Thanks Raymond, I've just made a new release. I made a few cosmetic changes, so please check if I didn't break anything.
On Tue, Nov 10, 2009 at 11:55 AM, Raymond Wiker rwiker@gmail.com wrote:
I've had a little startup trouble with RDNZL, but this is mainly due to my lack of familiarity with .NET. The use of Load instead of LoadWithPartialName will most likely not be noticed by most people, but will provide (IMO) more helpful behaviour in case of errors. It can also be extended, at some later point, to use fully-qualified assembly names.
The enclosed patch includes the trivial change to load-assembly, as well as a new macro called do-rdnzl-container. do-rdnzl-container does for general enumerable collections what do-rdnzl-arrays does for arrays.
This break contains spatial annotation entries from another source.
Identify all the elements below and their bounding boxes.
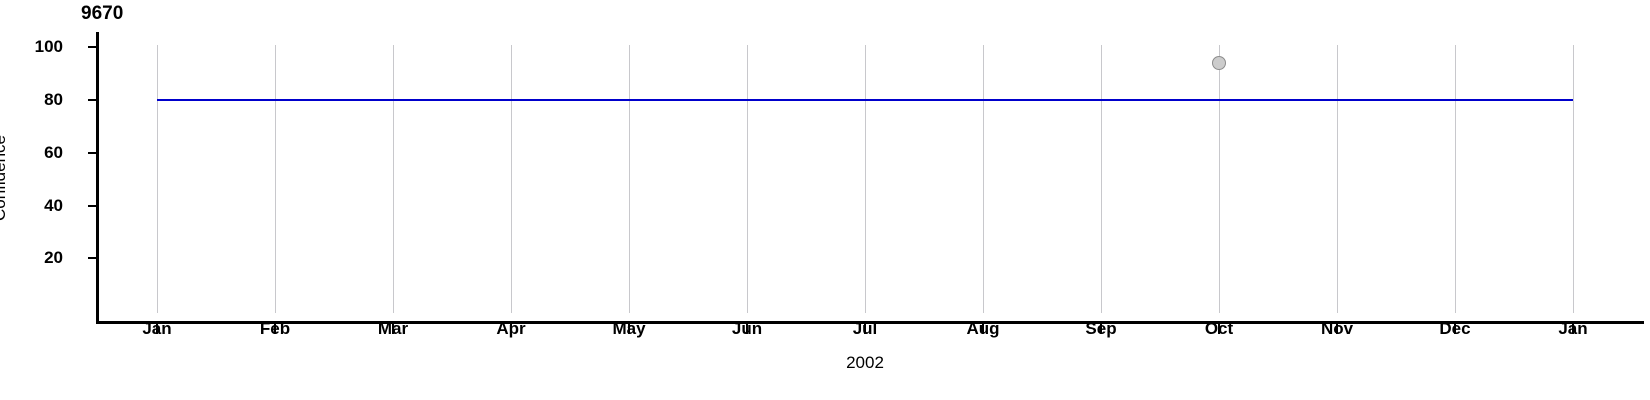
gridline-dec-11 — [1455, 45, 1456, 313]
x-tick-jul-6 — [864, 324, 866, 334]
gridline-aug-7 — [983, 45, 984, 313]
x-tick-label-jan-12: Jan — [1558, 319, 1588, 338]
x-tick-sep-8 — [1100, 324, 1102, 334]
y-tick-label-20: 20 — [44, 248, 63, 268]
y-tick-40 — [88, 204, 97, 207]
gridline-apr-3 — [511, 45, 512, 313]
gridline-mar-2 — [393, 45, 394, 313]
gridline-jun-5 — [747, 45, 748, 313]
x-axis-line — [96, 321, 1644, 324]
x-tick-feb-1 — [274, 324, 276, 334]
x-tick-label-may-4: May — [612, 319, 646, 338]
gridline-jul-6 — [865, 45, 866, 313]
x-tick-label-jan-0: Jan — [142, 319, 172, 338]
y-tick-80 — [88, 99, 97, 101]
gridline-may-4 — [629, 45, 630, 313]
x-tick-mar-2 — [392, 324, 394, 334]
x-tick-label-apr-3: Apr — [496, 319, 526, 338]
x-tick-jun-5 — [746, 324, 748, 334]
x-tick-label-oct-9: Oct — [1204, 319, 1234, 338]
x-tick-label-aug-7: Aug — [966, 319, 1000, 338]
gridline-jan-0 — [157, 45, 158, 313]
y-tick-100 — [88, 46, 97, 49]
x-tick-jan-12 — [1572, 324, 1574, 334]
gridline-feb-1 — [275, 45, 276, 313]
y-tick-20 — [88, 257, 97, 260]
y-tick-label-80: 80 — [44, 90, 63, 109]
x-tick-oct-9 — [1218, 324, 1220, 334]
y-tick-label-100: 100 — [34, 37, 63, 57]
chart-title: 9670 — [81, 3, 124, 24]
gridline-sep-8 — [1101, 45, 1102, 313]
x-tick-nov-10 — [1336, 324, 1338, 334]
x-tick-label-dec-11: Dec — [1439, 319, 1471, 338]
x-tick-aug-7 — [982, 324, 984, 334]
x-tick-label-jul-6: Jul — [852, 319, 878, 338]
x-tick-label-nov-10: Nov — [1320, 319, 1354, 338]
gridline-jan-12 — [1573, 45, 1574, 313]
gridline-nov-10 — [1337, 45, 1338, 313]
y-axis-line — [96, 32, 99, 324]
x-tick-label-mar-2: Mar — [377, 319, 409, 338]
x-tick-label-feb-1: Feb — [259, 319, 291, 338]
x-tick-apr-3 — [510, 324, 512, 334]
gridline-oct-9 — [1219, 45, 1220, 313]
series-line-threshold — [157, 99, 1573, 101]
x-axis-title: 2002 — [846, 353, 884, 372]
y-tick-60 — [88, 151, 97, 154]
x-tick-label-sep-8: Sep — [1085, 319, 1117, 338]
y-tick-label-40: 40 — [44, 195, 63, 215]
data-point-oct[interactable] — [1212, 56, 1226, 71]
x-tick-dec-11 — [1454, 324, 1456, 334]
x-tick-jan-0 — [156, 324, 158, 334]
y-axis-label: Confidence — [0, 135, 9, 222]
y-tick-label-60: 60 — [44, 142, 63, 162]
x-tick-may-4 — [628, 324, 630, 334]
x-tick-label-jun-5: Jun — [731, 319, 763, 338]
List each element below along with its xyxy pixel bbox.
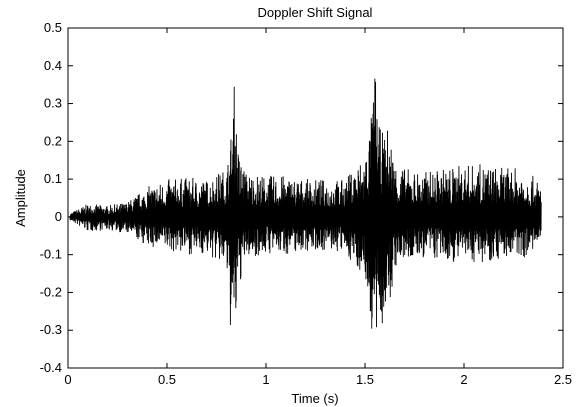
x-tick-label: 0.5 [158,372,176,387]
y-tick-label: 0.5 [44,20,62,35]
x-axis: 0 0.5 1 1.5 2 2.5 [64,28,572,387]
y-tick-label: 0.2 [44,133,62,148]
y-axis: 0.5 0.4 0.3 0.2 0.1 0 -0.1 -0.2 -0.3 -0.4 [40,20,563,375]
x-tick-label: 1.5 [356,372,374,387]
y-tick-label: -0.2 [40,284,62,299]
y-tick-label: 0.3 [44,96,62,111]
signal-line [69,78,542,329]
y-axis-label: Amplitude [13,169,28,227]
signal-trace [69,78,542,329]
x-tick-label: 2 [460,372,467,387]
y-tick-label: 0 [55,209,62,224]
y-tick-label: 0.4 [44,58,62,73]
y-tick-label: -0.3 [40,322,62,337]
x-tick-label: 0 [64,372,71,387]
y-tick-label: 0.1 [44,171,62,186]
chart-title: Doppler Shift Signal [258,5,373,20]
x-tick-label: 1 [262,372,269,387]
x-axis-label: Time (s) [291,391,338,406]
x-tick-label: 2.5 [554,372,572,387]
y-tick-label: -0.1 [40,247,62,262]
y-tick-label: -0.4 [40,360,62,375]
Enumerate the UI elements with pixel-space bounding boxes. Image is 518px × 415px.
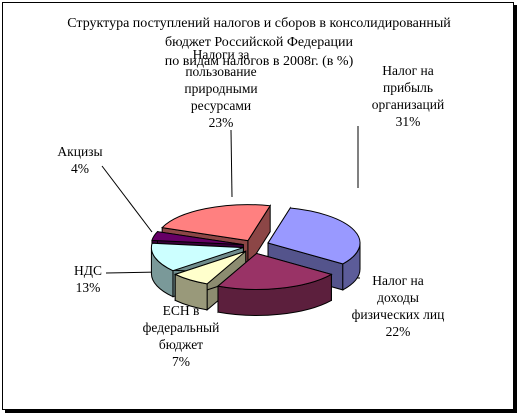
slice-name-label: природными xyxy=(184,80,258,96)
slice-name-label: НДС xyxy=(74,263,102,278)
slice-label: Акцизы 4% xyxy=(20,143,140,177)
slice-name-label: пользование xyxy=(185,63,257,79)
pie-slice xyxy=(151,231,244,246)
pie-slice xyxy=(216,252,333,290)
slice-label: НДС 13% xyxy=(28,262,148,296)
slice-name-label: бюджет xyxy=(158,337,204,352)
leader-line xyxy=(230,129,233,198)
chart-title-line: по видам налогов в 2008г. (в %) xyxy=(164,54,354,69)
chart-title-line: бюджет Российской Федерации xyxy=(165,35,353,50)
slice-value-label: 7% xyxy=(172,354,190,369)
leader-line xyxy=(101,165,153,233)
slice-name-label: физических лиц xyxy=(351,307,445,322)
chart-title: Структура поступлений налогов и сборов в… xyxy=(0,14,518,71)
slice-name-label: ресурсами xyxy=(190,97,252,113)
slice-name-label: Налог на xyxy=(382,63,434,78)
slice-value-label: 23% xyxy=(208,114,234,130)
chart-title-line: Структура поступлений налогов и сборов в… xyxy=(67,16,451,31)
pie-slice xyxy=(150,242,244,272)
slice-value-label: 4% xyxy=(71,161,89,176)
slice-name-label: доходы xyxy=(377,290,419,305)
slice-name-label: организаций xyxy=(371,97,445,112)
slice-name-label: ЕСН в xyxy=(162,303,200,318)
slice-label: Налог на прибыль организаций 31% xyxy=(348,62,468,130)
slice-label: ЕСН в федеральный бюджет 7% xyxy=(121,302,241,370)
pie-slice xyxy=(267,207,361,265)
slice-value-label: 13% xyxy=(75,280,101,295)
slice-name-label: Акцизы xyxy=(57,144,103,159)
slice-value-label: 31% xyxy=(395,114,421,129)
pie-slice xyxy=(161,204,272,242)
slice-name-label: Налоги за xyxy=(192,46,250,62)
slice-label: Налоги за пользование природными ресурсами 2… xyxy=(161,46,281,131)
pie-slice xyxy=(173,250,247,285)
slice-tops xyxy=(150,204,361,290)
slice-label: Налог на доходы физических лиц 22% xyxy=(338,272,458,340)
slice-name-label: федеральный xyxy=(142,320,220,335)
slice-name-label: Налог на xyxy=(372,273,424,288)
slice-value-label: 22% xyxy=(385,324,411,339)
slice-name-label: прибыль xyxy=(382,80,434,95)
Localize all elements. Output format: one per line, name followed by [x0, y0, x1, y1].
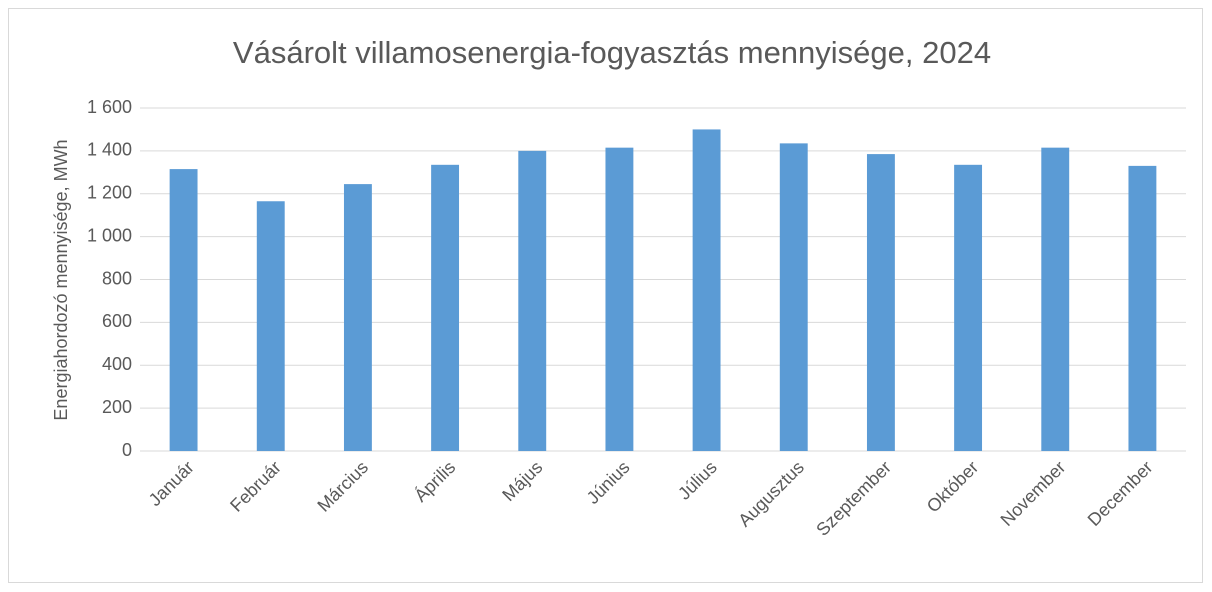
- bar: [518, 150, 547, 451]
- bar: [954, 164, 983, 451]
- bar: [256, 201, 285, 451]
- bar: [431, 164, 460, 451]
- bar: [692, 129, 721, 451]
- y-tick-label: 1 600: [87, 97, 132, 117]
- chart-title: Vásárolt villamosenergia-fogyasztás menn…: [233, 35, 991, 70]
- y-tick-label: 200: [102, 397, 132, 417]
- bar: [1041, 147, 1070, 452]
- bar: [169, 169, 198, 452]
- bar: [866, 154, 895, 451]
- y-tick-label: 1 400: [87, 140, 132, 160]
- y-tick-label: 1 000: [87, 225, 132, 245]
- y-tick-label: 0: [122, 440, 132, 460]
- y-tick-label: 600: [102, 311, 132, 331]
- y-tick-label: 800: [102, 268, 132, 288]
- bar: [1128, 165, 1157, 451]
- bar: [605, 147, 634, 452]
- y-tick-label: 400: [102, 354, 132, 374]
- y-axis-label: Energiahordozó mennyisége, MWh: [51, 139, 71, 420]
- y-tick-label: 1 200: [87, 183, 132, 203]
- bar: [343, 184, 372, 451]
- bar: [779, 143, 808, 451]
Thank you for making rdnzl available!
On Nov 9, 2009, at 22:16 , Edi Weitz wrote:
Hi Raymond,
I have to admit that I rarely, if ever, used RDNZL myself. I started writing it for fun and only finished it because I gave a talk about it. At that time I was ambitious enough to bring it into a usable state, but as I didn't have any serious projects relying on it, I didn't keep track with .NET development and I'm sure it's out of tune now.
If you have changes to make RDNZL better, I'm happy to accept patches, but I won't be able to test or evaluate them due to lack of time. I'll simply pack them into a new release if they follow the usual patch guidelines:
Thanks, Edi.
On Mon, Nov 9, 2009 at 9:36 AM, Raymond Wiker rwiker@gmail.com wrote:
Hi, I'm trying to use rdnzl to interface with certain .NET libraries. These libraries have a callback mechanism that requires me to subclass a C# class (or implement a C# interface) with two specific methods. I haven't seen any mention that RDNZL can be used to subclass C# classes (which I guess would be non-trivial to do), so I'm guessing that I need to write a C# wrapper class for interfacing with Lisp.
I'm having certain problems with this, probably caused by some .NET details that I haven't (yet) understood. As part of unravelling this, I've discovered that import-assembly calls load-assembly and that a failure in load-assembly will cause a null assembly to be returned, from which import-assembly will import exactly zero items. In other words, any errors from load-assembly will not be signalled until later.
The MS documentation states that LoadWithPartialName (as used by load-assembly) is an obsolete call, and that that System.Reflection.Assembly.Load() should be used instead. Load() can even be used with partial names, like this:
(defun load-assembly-2 (name) (let ((fullname (new "System.Reflection.AssemblyName"))) (setf [%Name fullname] name) [System.Reflection.Assembly.Load fullname]))
I've just tried this, and load-assembly-2 gives an exception which is transferred perfectly through RDNZL in cases where load-assembly returns null.